As mãos desnecessárias no início parecem agora ganhar utilidade, já se esforçam para ajudar junto à alguma parede o equilíbrio das minhas pernas.A desculpa será sempre de que “tive um dia exausto, podemos sentar em algum lugar?”.Minhas pernas não conseguiriam me sustentar durante mais alguns minutos,garanto!
A mente trabalha o dilema “será que eu estou fazendo a coisa certa?” “Será que eu deveria ter esperado mais um pouco?”, e é só o começo de uma guerra entre o racional e o emocional.Tento me concentrar num exercício de relaxamento qualquer.Mas a tentativa é inútil, nada, eu disse NADA, me relaxaria ali.O racional ganhou a guerra e imediatamente começou a me enviar mensagens negativas de que aquilo era um absurdo, que eu não deveria mesmo estar ali e que eu era uma idiota.Tá bom!!A parte de que eu era uma idiota foi a única coisa que eu concordei com ele, pois quem me olhasse naquela hora saberia que eu não parecia com mais nada além de uma idiota.Apenas uma idiota tem cara de idiota.Minha cara era de idiota.Só uma idiota fica sem jeito como eu fiquei.Só uma idiota chama alguém pra conversar e não sabe o que vai conversar.Só uma idiota não consegue entender o que se passa dentro dela mesma.Definitivamente, EU SOU UMA IDIOTA!Tá bom!!Chega!

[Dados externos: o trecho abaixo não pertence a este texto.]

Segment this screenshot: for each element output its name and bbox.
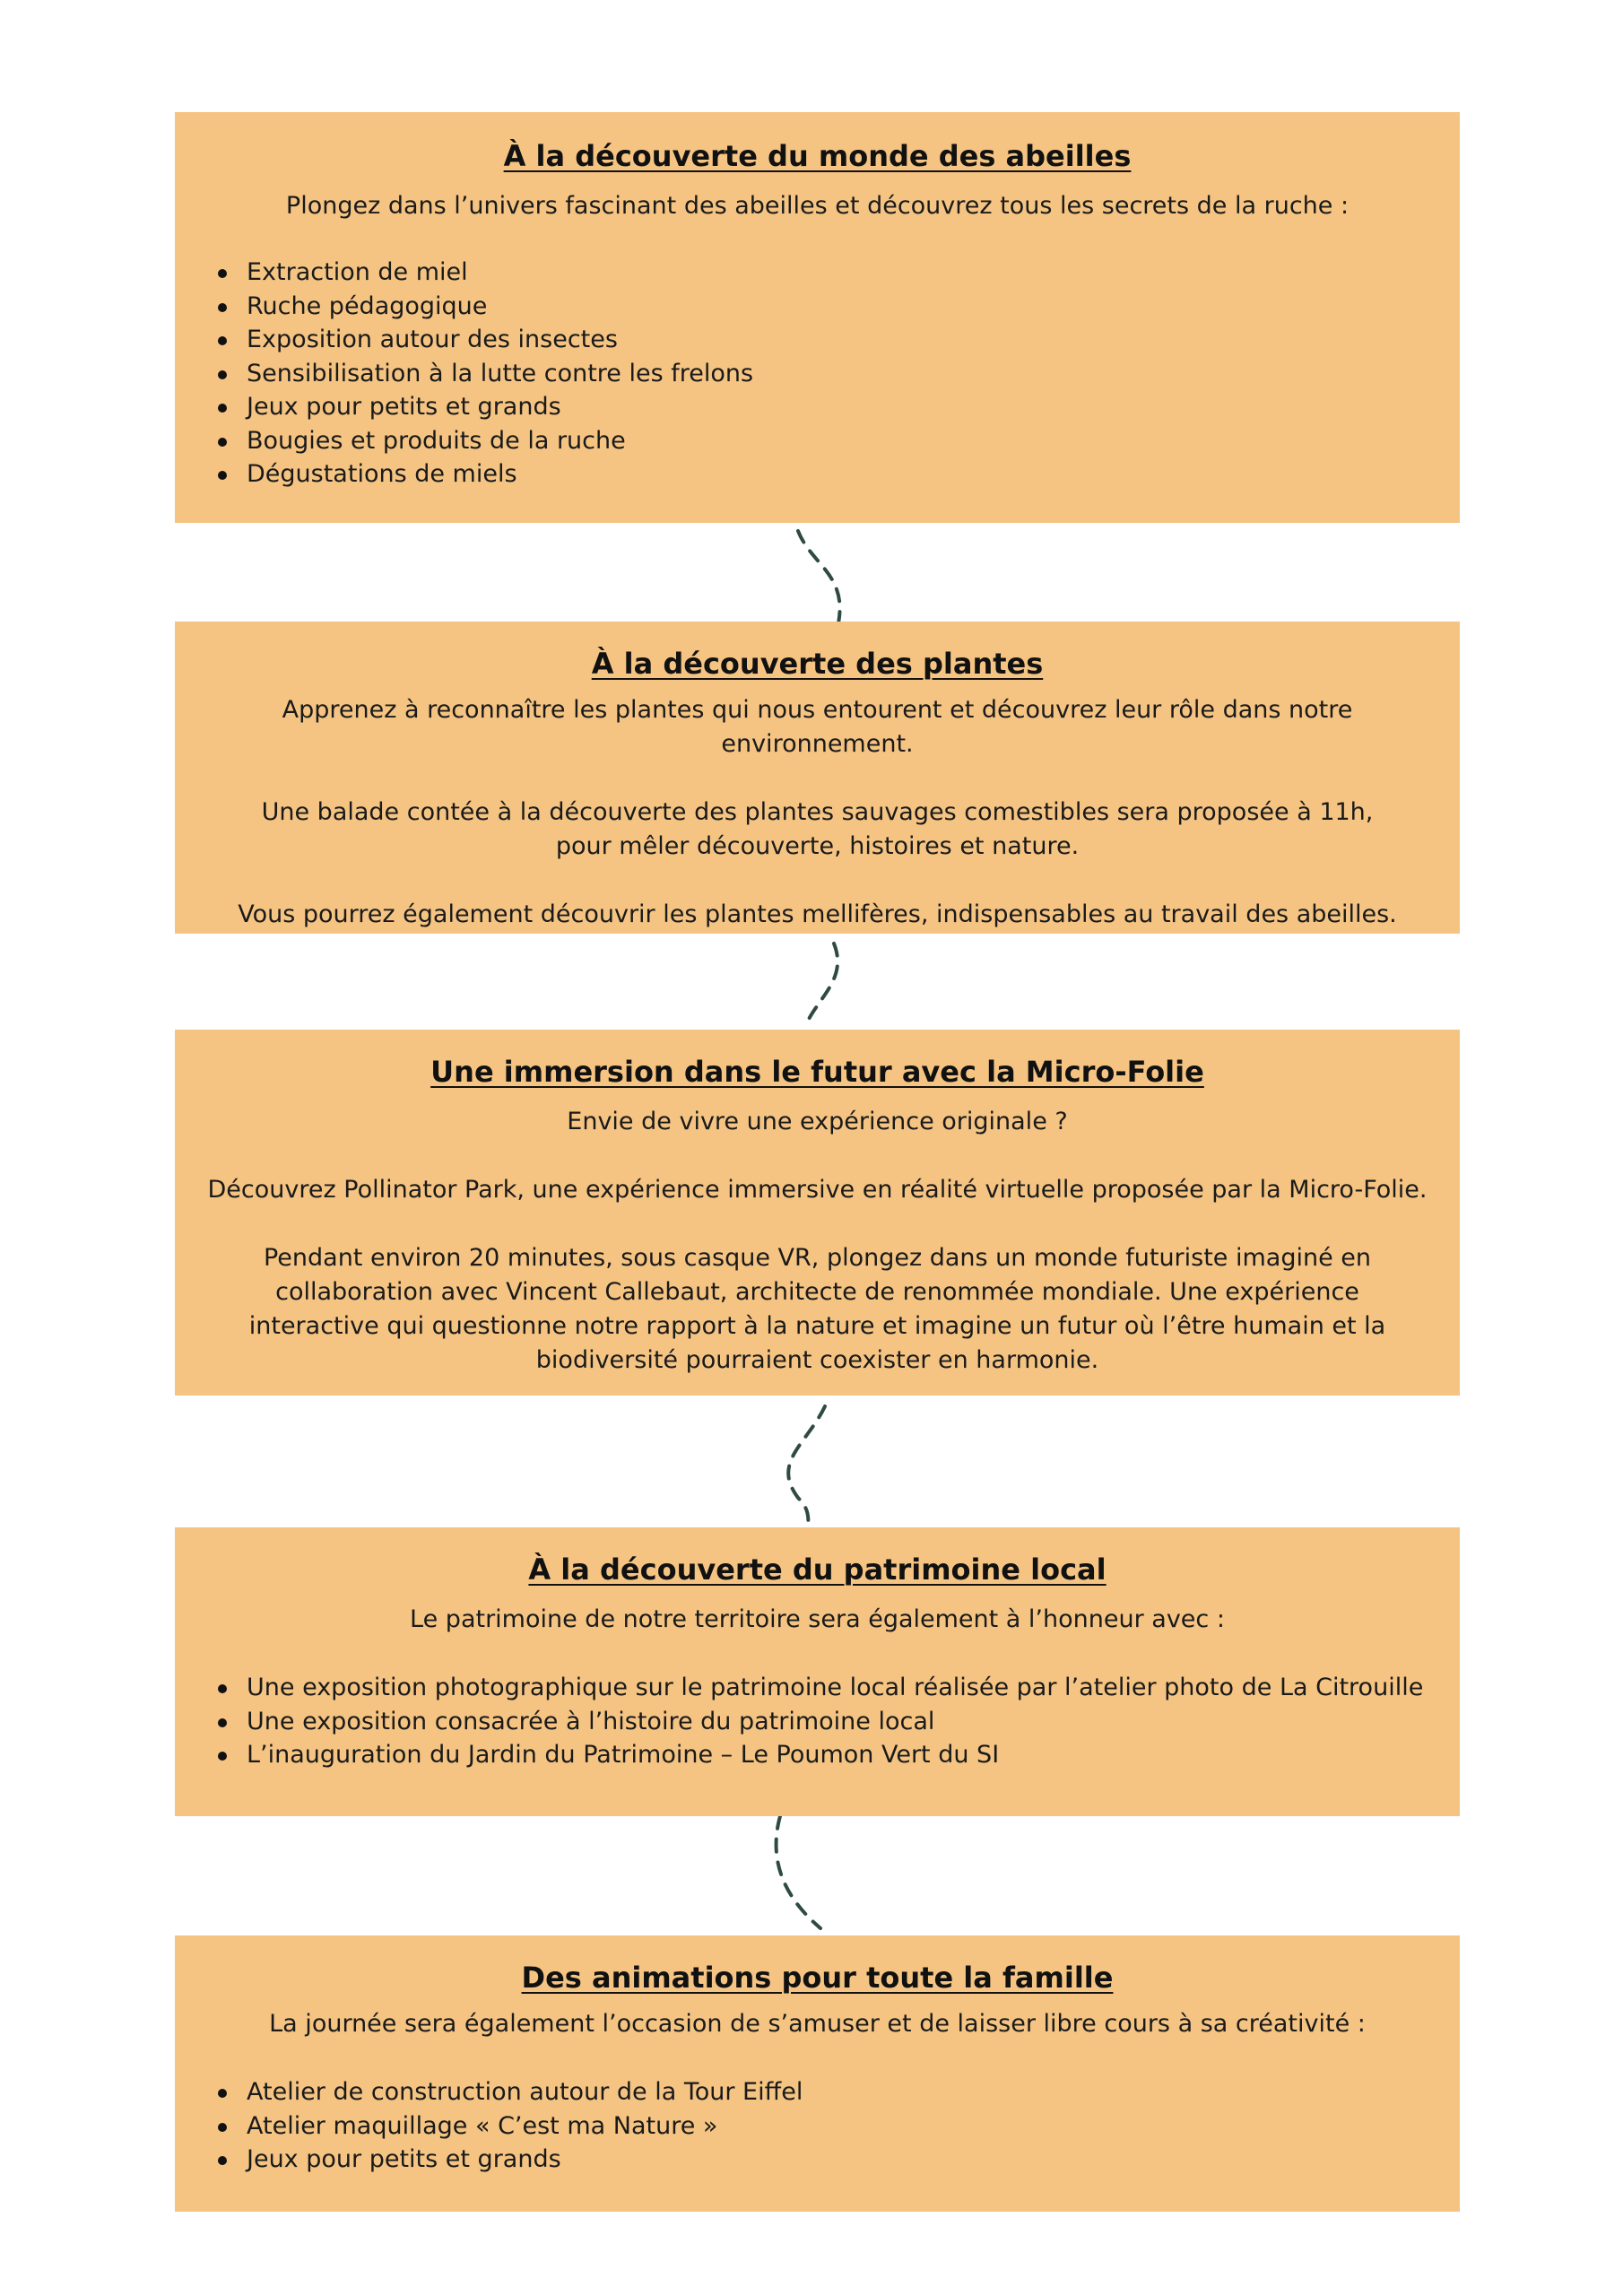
section-paragraph: Une balade contée à la découverte des plantes sauvages comestibles sera proposée à 11h, pour mêler découverte, histoires et nature. [261,798,1374,860]
list-item: Dégustations de miels [247,457,1428,491]
section-bees [175,112,1460,523]
connector-4 [777,1816,820,1928]
list-item: Une exposition consacrée à l’histoire du patrimoine local [247,1705,1428,1739]
activity-list [207,256,1428,491]
list-item: Atelier de construction autour de la Tour Eiffel [247,2075,1428,2109]
list-item: Sensibilisation à la lutte contre les frelons [247,357,1428,391]
section-heritage [175,1527,1460,1816]
section-paragraph: Apprenez à reconnaître les plantes qui nous entourent et découvrez leur rôle dans notre environnement. [282,696,1353,758]
connector-1 [798,531,840,623]
list-item: L’inauguration du Jardin du Patrimoine – Le Poumon Vert du SI [247,1738,1428,1772]
activity-list [207,1671,1428,1772]
section-title: À la découverte du monde des abeilles [503,139,1132,173]
list-item: Bougies et produits de la ruche [247,424,1428,458]
list-item: Jeux pour petits et grands [247,2143,1428,2177]
activity-list [207,2075,1428,2177]
connector-2 [807,944,838,1022]
list-item: Atelier maquillage « C’est ma Nature » [247,2109,1428,2144]
list-item: Jeux pour petits et grands [247,390,1428,424]
list-item: Exposition autour des insectes [247,323,1428,357]
section-paragraph: Vous pourrez également découvrir les plantes mellifères, indispensables au travail des abeilles. [238,900,1397,928]
list-item: Ruche pédagogique [247,290,1428,324]
section-micro-folie [175,1030,1460,1396]
section-plants [175,622,1460,934]
list-item: Extraction de miel [247,256,1428,290]
section-title: Des animations pour toute la famille [521,1961,1114,1995]
section-title: À la découverte des plantes [591,647,1044,681]
connector-3 [788,1406,825,1526]
section-paragraph: Découvrez Pollinator Park, une expérience immersive en réalité virtuelle proposée par la Micro-Folie. [207,1176,1428,1204]
section-title: Une immersion dans le futur avec la Micro-Folie [430,1055,1204,1089]
section-intro: La journée sera également l’occasion de s’amuser et de laisser libre cours à sa créativité : [269,2010,1366,2038]
section-paragraph: Envie de vivre une expérience originale ? [567,1108,1068,1135]
list-item: Une exposition photographique sur le patrimoine local réalisée par l’atelier photo de La Citrouille [247,1671,1428,1705]
section-family [175,1935,1460,2212]
section-paragraph: Pendant environ 20 minutes, sous casque VR, plongez dans un monde futuriste imaginé en collaboration avec Vincent Callebaut, architecte de renommée mondiale. Une expérience interactive qui questionne notre rapport à la nature et imagine un futur où l’être humain et la biodiversité pourraient coexister en harmonie. [248,1244,1386,1374]
section-intro: Plongez dans l’univers fascinant des abeilles et découvrez tous les secrets de la ruche : [285,192,1350,220]
section-intro: Le patrimoine de notre territoire sera également à l’honneur avec : [410,1605,1225,1633]
section-title: À la découverte du patrimoine local [528,1552,1107,1587]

A conversa não era sobre o tempo, mas eu não resisti a falar sobre o frio.Era melhor falar do frio do que não falar.E eu precisava exercitar a mandíbula para não paralisar diante de tamanha tensão.
A minha maior raiva não era parecer uma idiota.A minha maior raiva era ver que ele não estava parecendo um idiota.Ele respondia às minhas perguntas como se estivesse conversando com o irmão na sala de casa, sem formalidade e sem medo algum de gaguejar.Já eu??Eu parecia mesmo estar precisando marcar uma consulta com o fonoaudiólogo. Não parava de gaguejar.Minha raiva só perdeu em tamanho para o meu medo de que esse comentário saísse da boca dele.
Um verdadeiro terremoto acontecia dentro de mim e eu não via ninguém que pudesse se responsabilizar pelos danos que ele deixaria.Só de pensar que eu busquei aquela situação já me fazia esquecer o medo e deixar a raiva com a maior intensidade na graduação de sentimentos dentro de mim naquele momento.
O sorriso tranqüilo dele deveria me acalmar, mas me irritava.NOSSA, nunca pensei que aquele sorriso pudesse me irritar um dia, mas me irritava muito.Eu disse MUITO. Como ele podia sorrir tão tranquilamente diante daquele episódio??Eu estava na frente dele querendo conversar e ele não mostrava qualquer tipo de reação que expressasse ansiedade, o sorriso dele era TRANQUILO. MEU DEUS, ELE SORRIA CALMAMENTE enquanto eu me acabava em tensas tentativas de iniciar o assunto .Assunto??Qual assunto ? ?
Eu nem sabia o que eu queria com ele ali.Talvez eu soubesse, só não conseguia expressar isso pra mim mesma.Talvez olhar ele durante aqueles poucos minutos,observar cada linha de expressão do seu rosto, cada piscada natural de olhos, cada gesticulação que ele viesse a fazer…Talvez esse fosse o assunto pelo qual me fez convidá-lo para aquela “conversa”.Eu precisava mesmo saber se ele era de verdade,se ele existia e não iria voltar para o “mundo longe” dele por agora.Saber também se ele aparecia muito por essas bandas de cá do espaço.Precisava mesmo saber se ao abraçá-lo ele não iria evaporar e fazer com que meu abraço fosse em mim mesma.Na verdade o assunto existia e era de grande importância, digamos que de EXTREMA urgência.Na verdade eu precisava mesmo saber se ele respirava como todo mundo,pois cresci sabendo que anjos não respiram.